A recent study by Tufts Center for the Study of Drug Development, based on a survey of 2,000 physicians and nurses primarily in the United States and Europe, found that 91% of physicians feel ‘somewhat’ or ‘very’ comfortable discussing the opportunity to participate in a clinical trial with patients, but actually refer less than 0.2% of their patients into clinical trials.1 In conjunction, more than 80% of patients say they are willing to participate in clinical research studies, but only around 10% actually do so.2 It is further reported that while 85% of patients are generally comfortable presenting any clinical research information they find to their doctor, only 17% have actually done so.3 And what of those patients that are interested in participating in a clinical study only to find they are ineligible? When queried on next steps after finding out he/she did not qualify, 36% stopped looking for a clinical research study to participate in.3 This latter fact is a staggering waste of potential when you consider that there are currently >130 planned or ongoing industry-sponsored Phase II-III rheumatoid arthritis (RA) studies to choose from (>210 when you consider any type of study sponsor).4
Considering the small proportion of patients actually participating in clinical studies, on the backdrop of what is probably the “busiest” competitive landscape of any indication, it is not surprising that RA studies are taking longer and/or requiring more sites to complete. It is also clear that there is a significant potential to attract more patients to participate in clinical trials. The big question is how does the industry achieve this? To answer this simply, we need to better utilize available resources and consider the impact of the eligibility criteria we introduce into our study protocols.
So what are the options open to us? The following two examples focus upon fully utilizing the data available to us:
- Protocol eligibility criteria: RA protocols vary widely with respect to the C-reactive protein (CRP) eligibility criterion. Analysis of CRP eligibility levels in RA studies listed in Citeline Trialtrove indicates a range of 3.0 – 30.0 mg/L. The level of CRP chosen for eligibility can have a dramatic effect on the available patient pool. For example, introducing a CRP eligibility criterion of ≥10 mg/L reduces the patient pool by approximately 80% whereas a level of ≥5 mg/L reduces the patient pool by approximately 62%5 – suddenly, your potential patient population has doubled. While it is obviously not quite that simple, it is evident that greater consideration during protocol development can significantly affect your ability to recruit patients in a crowded trial environment. As indicated by this CRP example, we were able to conduct indication-specific analyses, comparing eligibility criteria of protocols in the public domain and combining with our proprietary database of >70 million de-identified patients (>324,000 RA patients) in order to optimise eligibility criteria for individual protocols.

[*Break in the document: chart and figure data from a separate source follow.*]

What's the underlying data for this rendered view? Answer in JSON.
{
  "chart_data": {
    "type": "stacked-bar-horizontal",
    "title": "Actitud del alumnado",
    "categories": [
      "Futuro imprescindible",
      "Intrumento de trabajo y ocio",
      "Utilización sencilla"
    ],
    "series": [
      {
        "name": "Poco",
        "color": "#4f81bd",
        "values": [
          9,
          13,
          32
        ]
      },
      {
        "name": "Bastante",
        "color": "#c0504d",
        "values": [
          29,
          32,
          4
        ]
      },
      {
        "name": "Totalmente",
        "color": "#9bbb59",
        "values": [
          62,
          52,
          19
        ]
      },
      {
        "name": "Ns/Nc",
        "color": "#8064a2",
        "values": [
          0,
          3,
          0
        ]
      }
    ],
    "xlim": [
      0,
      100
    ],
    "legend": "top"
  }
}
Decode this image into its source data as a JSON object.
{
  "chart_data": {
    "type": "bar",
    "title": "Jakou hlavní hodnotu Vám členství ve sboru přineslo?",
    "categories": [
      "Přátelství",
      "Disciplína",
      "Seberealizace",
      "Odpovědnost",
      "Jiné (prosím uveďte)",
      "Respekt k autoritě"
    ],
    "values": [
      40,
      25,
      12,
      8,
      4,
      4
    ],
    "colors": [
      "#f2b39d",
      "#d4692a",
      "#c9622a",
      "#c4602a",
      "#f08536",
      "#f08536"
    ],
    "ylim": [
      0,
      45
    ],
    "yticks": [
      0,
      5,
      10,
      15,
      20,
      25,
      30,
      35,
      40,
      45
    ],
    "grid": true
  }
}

- Identification of new investigators: As an industry, we tend to return to the same investigators time and time again (even those that previously failed to meet expectations) and we are all vying for their attention. Given the crowded trial environment and the paucity of patients actually participating in clinical research, surely it makes sense to identify rheumatologists that are naïve to clinical research and provide them with training and support to make them successful investigators. In doing so, we gain access to an untapped patient population and these patients in turn gain the opportunity to access new therapies – a classic win/win. Within the U.S., by further utilizing the above referenced patient de-identified data, we have the ability to pinpoint indication-specific patient densities/hotspots aligned with clusters of treating physicians that are not active investigators. This subsequently offers the potential to identify new investigators as well as neighboring referral sites. Furthermore, patients utilizing the laboratory facilities of our parent company (LabCorp) are being offered the option of opting in to be contacted directly about participating in clinical trials. Already, within the infancy of this initiative, over 100,000 patients have opted in, of which more than 700 are RA patients.
It is evident that there is a significant research effort being targeted towards the treatment of RA. However, delays in study recruitment ultimately lead to delays in getting newer therapies to patients. It is, therefore, also evident that we cannot run RA studies like we did in the past. As an industry, we need to attract the >90% of patients who, for whatever reason, do not currently participate in clinical trials. RA affects about 1% of the world population.6 Together, these statistics equate to approximately 67 million RA patients that do not participate in clinical studies – think about that over your next coffee break.
- Poor Physician and Nurse Engagement Contributes to Low Patient Recruitment Rates. Impact Report, Volume 19, Number 1, January/February 2017
- BBK Healthcare, Inc./Harris Interactive, “The Will & Why Survey.” Reinventing Patient Recruitment: Revolutionary Ideas for Clinical Trials Success, (Gower Publishing, Surrey, UK, 2006).
- Report on the Decision to Participate. 2015 PERCEPTIONS & INSIGHTS STUDY. Center for Information and Study on Clinical Research Participation (CISCRP).
- Citeline Trialtrove
- LabCorp data
- Gibofsky A. Overview of epidemiology, pathophysiology, and diagnosis of rheumatoid arthritis. Am J Manag Care 2012;18:S295-302.